Landesbischof Ralf Meister trägt eine tintenblaue Jeans und ein gemustertes Hemd unter dem Jackett. "In solcher Kleidung hätte ich zu keinem anderen kirchlichen Termin gedurft", sagt er schmunzelnd. Doch dieser kirchlicher Termin ist eben ganz besonders. Er findet mitten in einem kleinen Wald nahe des Dorfes Aerzen bei Hameln statt. In der Gaststätte "Edenhall" geht es um genau das, was die hannoversche Landeskirche in diesem Jahr zu ihrem Schwerpunkt gemacht hat: um Freiräume.
In diesem Sinn hat auch Gemeindepastor Christof Vetter den Stammtisch ins Leben gerufen. An jedem letzten Donnerstag im Monat treffen die Mitglieder seiner Gemeinde in einem der örtlichen Wirtshäuser auf prominente Menschen aus der Umgebung. Reden wollen sie über alles, was "auf der Seele brennt", sagt Vetter. Der Pastor wünscht sich aber auch Widerspruch und konstruktiven Streit: Ähnlich wie die Kirche kann auch die Kneipe ein Ort sein, um seinen Empfindungen freien Lauf zu lassen.
Unter dem Leitmotiv "Zeit für Freiräume" wollen die mehr als 1.300 evangelischen Gemeinden zwischen Hann. Münden und Cuxhaven neue Wege suchen, um ihre hauptamtlichen und ehrenamtlichen Mitarbeiter zu entlasten. Viele von ihnen klagten zwar über Erschöpfung, wollten aber nichts von ihren Aufgaben aufgeben, sagte Meister. Die meisten seien auf ihre vielfachen Aktivitäten stolz. Andere fühlten sich sogar gekränkt, wenn sie ihre Arbeit aufgrund fortschreitenden Alters verringern sollten. "Doch in der Bibel steht, der Mensch soll sich an einem Tag in der Woche ausruhen", betonte Meister. Deshalb will die Kirche ein Jahr lang auf große Events verzichten. "Es geht darum, etwas anders zu machen als bisher."
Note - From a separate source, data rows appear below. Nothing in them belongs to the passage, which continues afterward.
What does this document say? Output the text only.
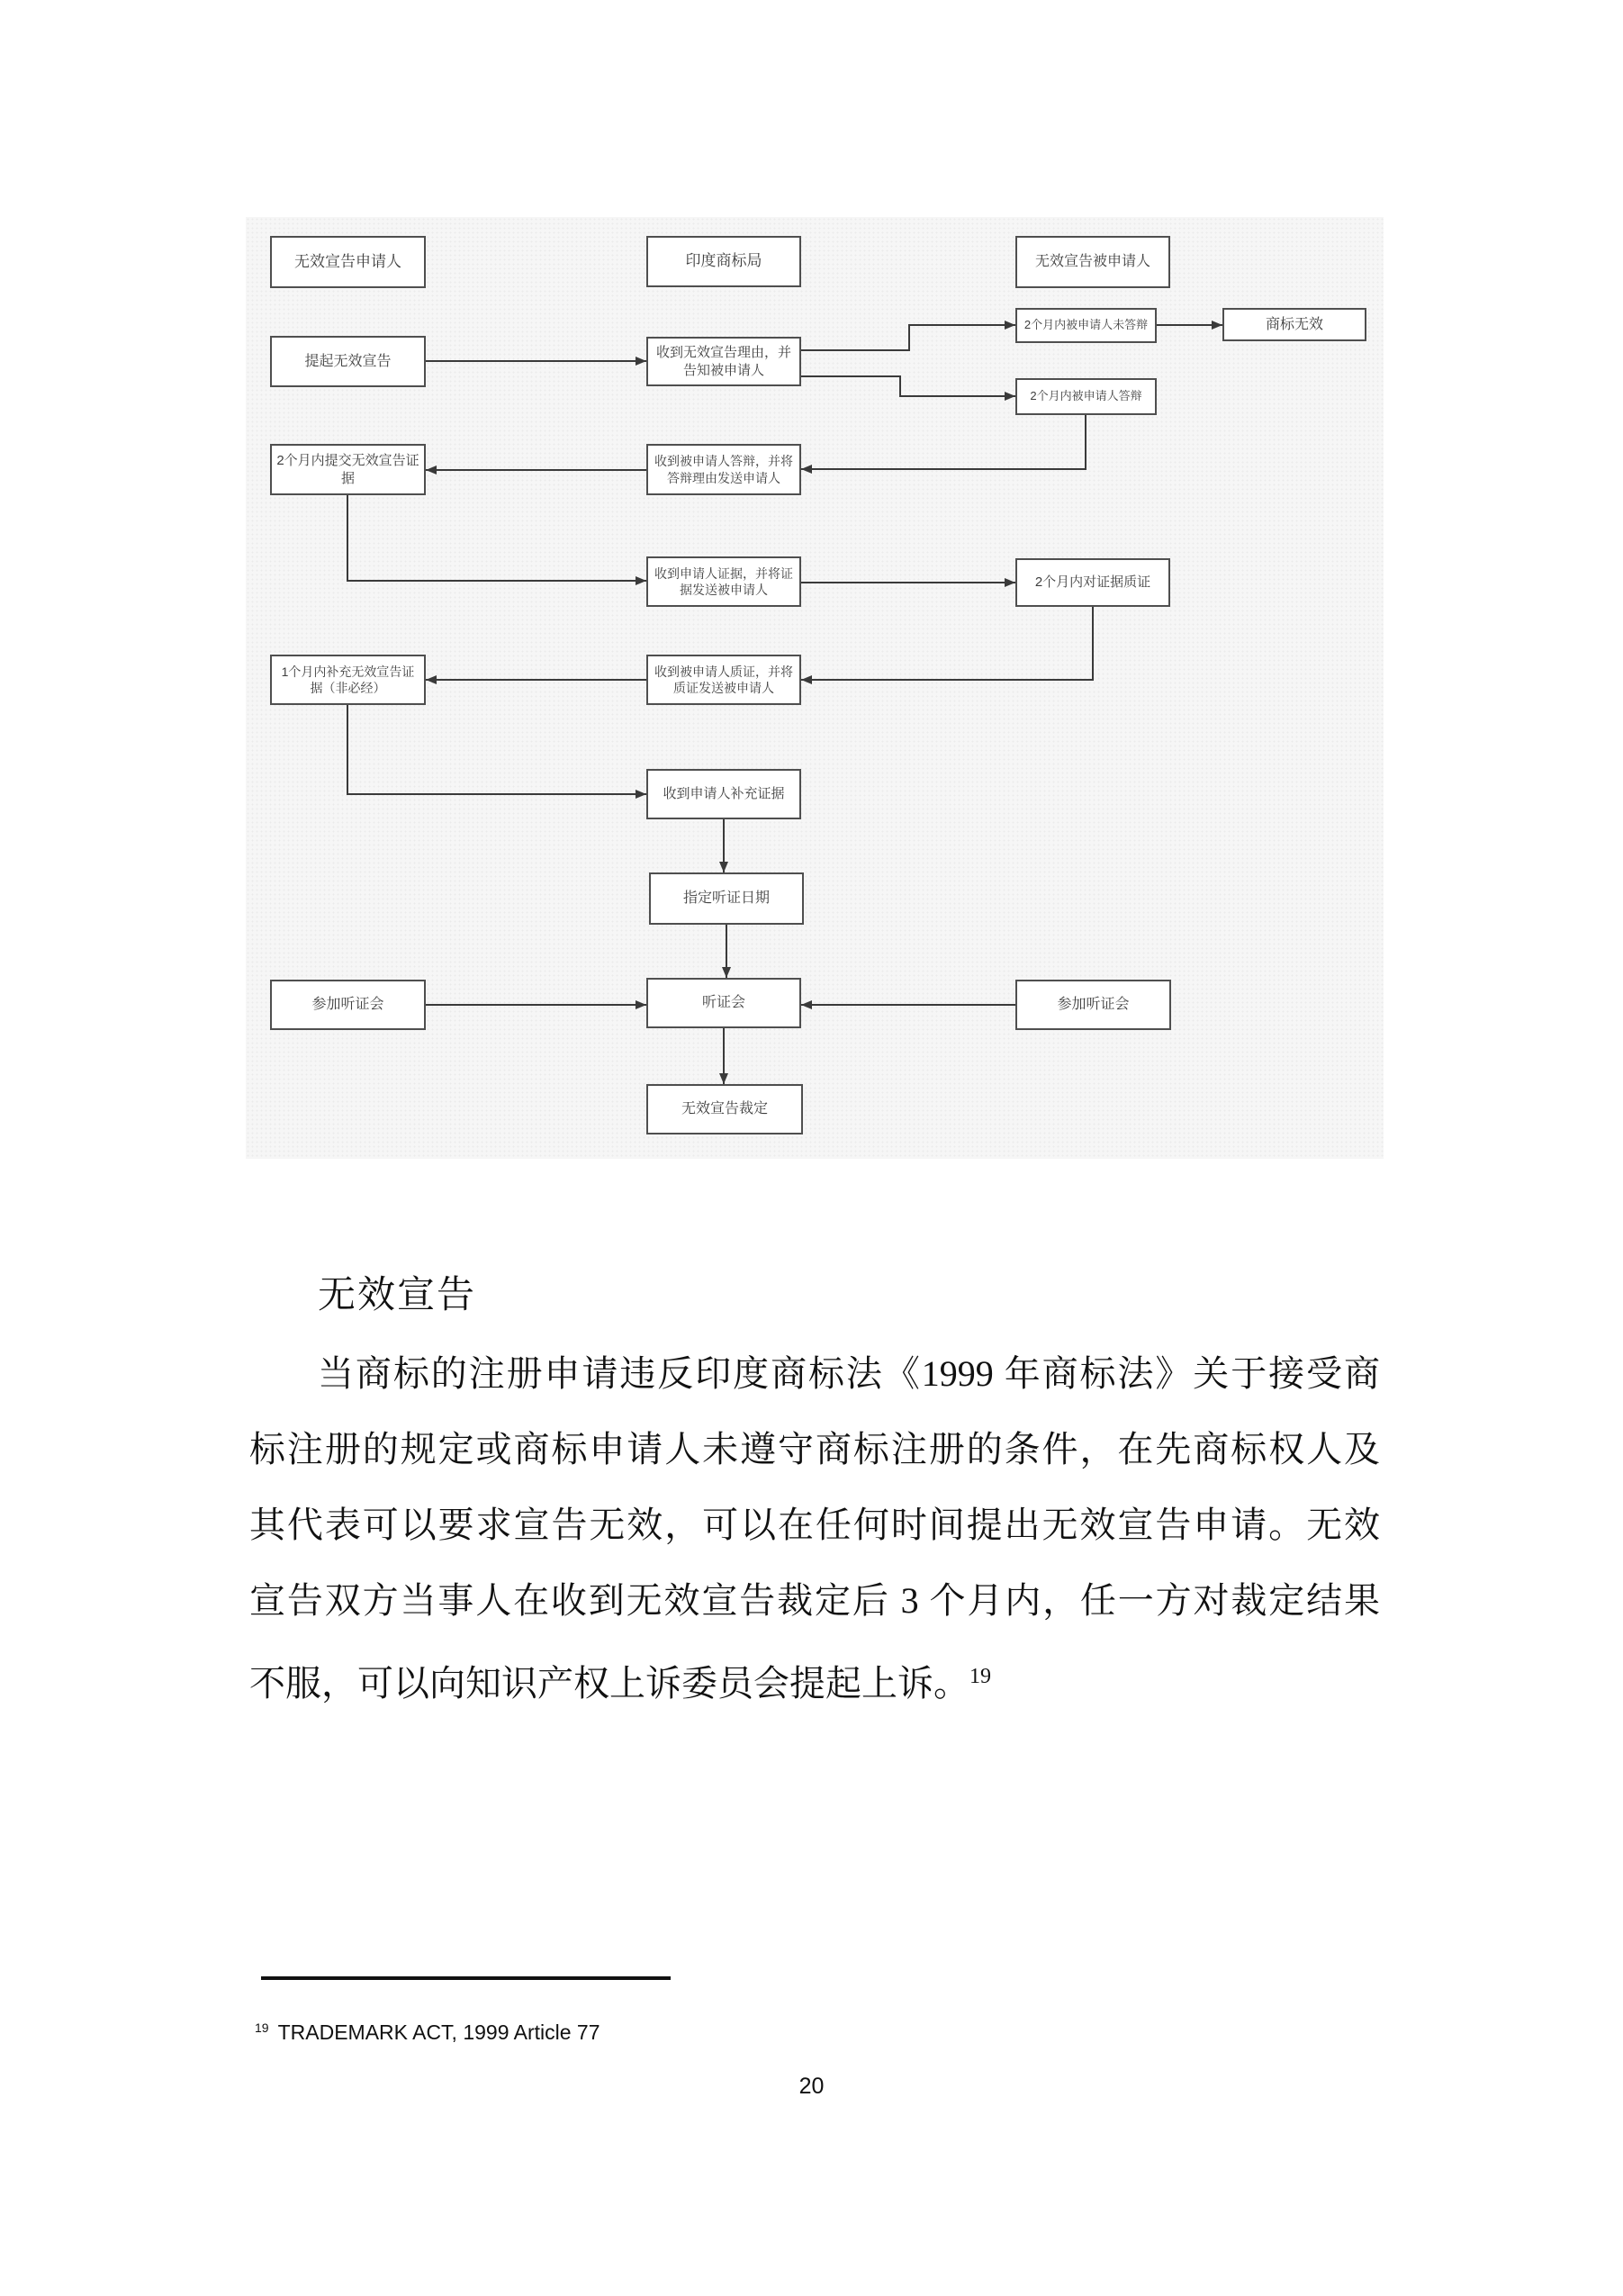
无效宣告申请人	印度商标局	无效宣告被申请人
提起无效宣告
收到无效宣告理由，并告知被申请人
2个月内被申请人未答辩	商标无效
2个月内被申请人答辩
2个月内提交无效宣告证据
收到被申请人答辩，并将答辩理由发送申请人
收到申请人证据，并将证据发送被申请人	2个月内对证据质证
1个月内补充无效宣告证据（非必经）
收到被申请人质证，并将质证发送被申请人
收到申请人补充证据
指定听证日期
参加听证会	听证会	参加听证会
无效宣告裁定
无效宣告
当商标的注册申请违反印度商标法《1999 年商标法》关于接受商
标注册的规定或商标申请人未遵守商标注册的条件，在先商标权人及
其代表可以要求宣告无效，可以在任何时间提出无效宣告申请。无效
宣告双方当事人在收到无效宣告裁定后 3 个月内，任一方对裁定结果
不服，可以向知识产权上诉委员会提起上诉。$^{19}$
$^{19}$ TRADEMARK ACT, 1999 Article 77
20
Mehr als 50 Menschen versammeln sich an diesem Abend mit ganz unterschiedlichen Anliegen in der Kneipe. Die meisten von ihnen sind über 70 Jahre alt. Manche berichten von Gottesdiensten in ihren Kirchen, zu denen nur zwei oder drei Menschen kämen. "Ist das vergeudete Zeit?", fragt ein älterer Mann, der sich in einem der Nachbardörfer als Lektor betätigt.
Ausführlich wird darüber geredet, was die Kirche anders machen müsste, um den Menschen auch in guten Zeiten beizustehen. Denn in Notfällen, bei Schicksalsschlägen und "Spontan-Katastrophen", wie Bischof Meister sie nennt, seien die Kirchen auch heute noch voll. Eine Frau, die aus dem Schuldienst kommt, warnt hingegen davor, die Qualität der Gottesdienste an Besucherzahlen zu messen. Den Pastoren mehr Zeit und Raum für die Vorbereitung zu geben, findet sie dennoch gut. Die Entschleunigung setze oft wieder Kreativität frei.
In der Aerzener Gemeinde mit 3.500 Mitgliedern kommen laut Pastor Vetter jede Woche bis zu 400 Menschen in die Gottesdienste, Taufen und Beerdigungen mitgezählt. Manche Mitglieder sind seit Jahrzehnten aktiv, so wie die 85-jährige Ursula Klingebiel. Die ehemalige Musiklehrerin hat sich zwanzig Jahre lang in der Gemeinde engagiert, als Chorleiterin und im Kirchenvorstand. Seit zehn Jahren wohnt die zierliche Frau in Bad Pyrmont und muss wegen gesundheitlicher Probleme inzwischen kürzer treten. Doch eines ist ihr wichtig: jede Woche einmal ins Altenheim zu gehen und mit den Bewohnern zusammen zu singen. "Diese Menschen sind mir ans Herz gewachsen", sagt Klingebiel.
Zum Stammtisch in Aerzen ist auch Klingebiels 84-jähriger Freund gekommen. Sie habe ihn "mitgeschleppt", sagt er. "Aber ich bereue es nicht". Aus der Diskussion habe er vor allem den Wunsch mitgenommen, dass beide christliche Konfessionen zukünftig besser zusammenhielten. "Dass manche immer noch Unterschiede sehen, das begreife ich nicht."